Лошади свернули на дорогу, тянувшуюся вдоль парка и приводившую к воротам заднего двора. Нет, конечно, невозможно, чтобы трагические сцены, сочиненные Дени, обдуманные им до мелочей, воплотились в действительность. Дени прекрасно знал, что пророческого дара не существует. Под колесами шуршал гравий, этот знакомый с детства звук всегда был связан с радостью каникул. Будь Дени музыкантом и вздумай он сочинить ту оперу, о которой мечтал Пьер Костадо, он именно в этом шорохе искал бы лейтмотив увертюры. Фонари экипажа освещали разрушенную кое-где ограду парка, над которой деревья вздымали свои черные ветви. На них еще трепетали обрывки сухих листьев, а ветви тянулись, словно руки, то с мольбой, то с угрозой. Прильнув лицом к застекленной дверце, Дени с жадностью впивал успокаивающую ласку сумерек. Вокруг все как будто спало спокойным сном, и казалось, здесь в тишине ночей никогда ничего не случается. О боже! Неужели вымысел обратился в действительность? Неужели перед ним предстала картина, созданная в воображении? Во всех окнах горел свет, и такой яркий, что Дени сперва подумал: «Пожар!» Перед мокрыми от дождя ступенями крыльца в большой луже отражались огни. Жюльен пробормотал:

— Что-то случилось…

Мадам Револю все повторяла слова своей молитвы:

— Сделай так, чтобы этого не было!.. Сделай так, чтобы он этого не сделал!..

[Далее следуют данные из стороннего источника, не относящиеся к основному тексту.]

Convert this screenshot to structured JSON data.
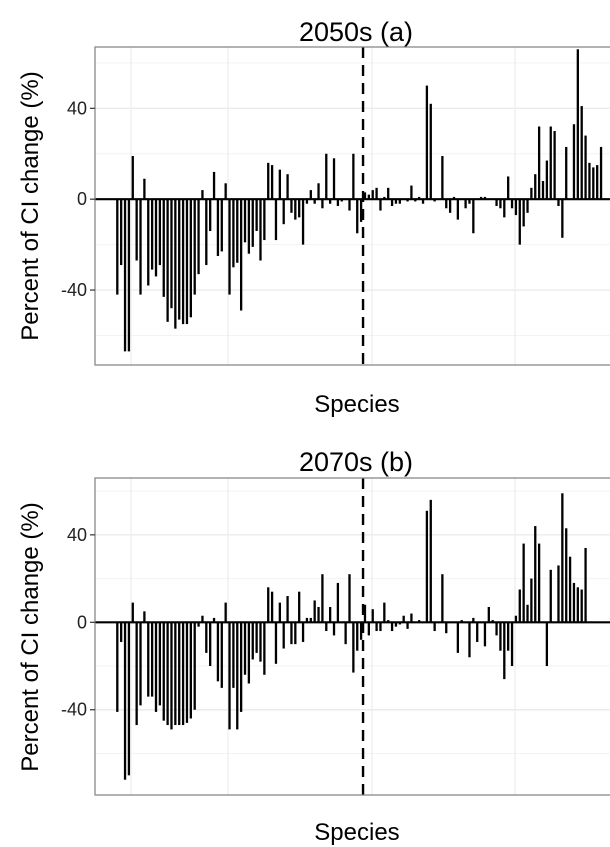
{
  "chart_data": [
    {
      "type": "bar",
      "title": "2050s (a)",
      "xlabel": "Species",
      "ylabel": "Percent of CI change (%)",
      "ylim": [
        -73,
        67
      ],
      "yticks": [
        -40,
        0,
        40
      ],
      "ytick_labels": [
        "-40",
        "0",
        "40"
      ],
      "grid": true,
      "xticks_shown": false,
      "divider_position": 63.5,
      "colors": {
        "bar": "#000000",
        "grid": "#ebebeb",
        "zero_line": "#000000",
        "divider": "#000000",
        "panel_border": "#7f7f7f"
      },
      "values": [
        -42,
        -29,
        -67,
        -67,
        19,
        -27,
        -42,
        9,
        -38,
        -31,
        -34,
        -29,
        -43,
        -54,
        -48,
        -57,
        -53,
        -55,
        -55,
        -52,
        -42,
        -33,
        4,
        -29,
        -14,
        12,
        -25,
        -23,
        7,
        -42,
        -30,
        -28,
        -49,
        -19,
        -24,
        -21,
        -14,
        -27,
        -18,
        16,
        15,
        -18,
        13,
        -11,
        11,
        -6,
        -9,
        -8,
        -20,
        -2,
        4,
        -2,
        7,
        -4,
        20,
        -2,
        18,
        -3,
        -1,
        0,
        -5,
        20,
        -15,
        -10,
        3,
        2,
        4,
        5,
        -5,
        1,
        5,
        -3,
        -2,
        -2,
        0,
        -1,
        6,
        -1,
        1,
        -2,
        50,
        42,
        -1,
        0,
        19,
        -4,
        -6,
        1,
        -9,
        0,
        -4,
        -2,
        -15,
        0,
        1,
        1,
        0,
        0,
        -3,
        -4,
        -8,
        10,
        -4,
        -7,
        -20,
        -12,
        -6,
        5,
        11,
        32,
        8,
        17,
        32,
        30,
        -3,
        -17,
        23,
        0,
        33,
        66,
        41,
        28,
        16,
        14,
        15,
        23
      ]
    },
    {
      "type": "bar",
      "title": "2070s (b)",
      "xlabel": "Species",
      "ylabel": "Percent of CI change (%)",
      "ylim": [
        -79,
        66
      ],
      "yticks": [
        -40,
        0,
        40
      ],
      "ytick_labels": [
        "-40",
        "0",
        "40"
      ],
      "grid": true,
      "xticks_shown": false,
      "divider_position": 63.5,
      "colors": {
        "bar": "#000000",
        "grid": "#ebebeb",
        "zero_line": "#000000",
        "divider": "#000000",
        "panel_border": "#7f7f7f"
      },
      "values": [
        -41,
        -9,
        -72,
        -70,
        9,
        -47,
        -38,
        5,
        -34,
        -34,
        -41,
        -38,
        -45,
        -47,
        -49,
        -47,
        -47,
        -47,
        -46,
        -44,
        -40,
        -2,
        3,
        -14,
        -20,
        2,
        -27,
        -30,
        9,
        -49,
        -30,
        -49,
        -41,
        -24,
        -28,
        -17,
        -14,
        -18,
        -24,
        16,
        14,
        -19,
        9,
        -12,
        12,
        -10,
        -10,
        14,
        -9,
        2,
        2,
        10,
        7,
        22,
        -4,
        7,
        -6,
        18,
        0,
        -10,
        22,
        -23,
        -13,
        -8,
        8,
        -6,
        6,
        -4,
        -4,
        9,
        1,
        -4,
        -2,
        -1,
        3,
        -3,
        4,
        0,
        1,
        0,
        51,
        56,
        -4,
        0,
        22,
        -5,
        0,
        0,
        -14,
        1,
        0,
        -16,
        2,
        -9,
        0,
        -11,
        7,
        1,
        -6,
        -13,
        -26,
        -13,
        -20,
        3,
        15,
        36,
        8,
        20,
        44,
        36,
        0,
        -20,
        24,
        0,
        26,
        59,
        43,
        30,
        18,
        16,
        15,
        34
      ]
    }
  ]
}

Дени подумал о том, что сейчас он увидит покойника; обязательно придется смотреть на него, а он еще никогда не видел покойников, и от одной мысли о том, что ему предстоит увидеть, у него кровь заледенела в жилах. Встретив на улице катафалк, где под крышкой гроба, под погребальным покровом лежало нечто невидимое, но страшное, он спешил свернуть в ближайший переулок. Он так боялся мертвецов, что, бывая в Леоньяне, никогда не входил один в пустующую комнату, в которой умер его дед — в том году, когда Дени еще лежал в колыбели. Иной раз он осмеливался приоткрыть двери и, просунув голову, заглянуть в этот полумрак, где царила глубокая тишина, пахло лаком и левкоями; он подолгу всматривался в широкую кровать, на которой уже давно никто не спал, на это смертное ложе, где свершилась ужасная тайна. Складки полога, ниспадавшие из-под балдахина, и каждая вещь со своего места видели то, что здесь произошло. Стенные часы были остановлены в ту самую минуту, когда перестало биться сердце старика. И оттого, что все вещи в этой комнате как-то были причастны к агонии умирающего, к его переходу в небытие, они приобрели особое, таинственное значение, ибо при них побывала здесь страшная гостья — смерть… Нет, нет, ведь смерть — это что-то непостижимое, безликое. Можно вступить в сговор с дьяволом, можно столковаться с самым страшным чудовищем… Но смерть — это ужас небытия, несуществования; ее назначение — уничтожить, стереть с лица земли. Вот спинка кровати, полог, кресла, часы, зеркало, столик, покрытый зеленоватой ковровой скатертью, — их захлестнула волна вечности и, отхлынув, оставила на них пенные струи небытия.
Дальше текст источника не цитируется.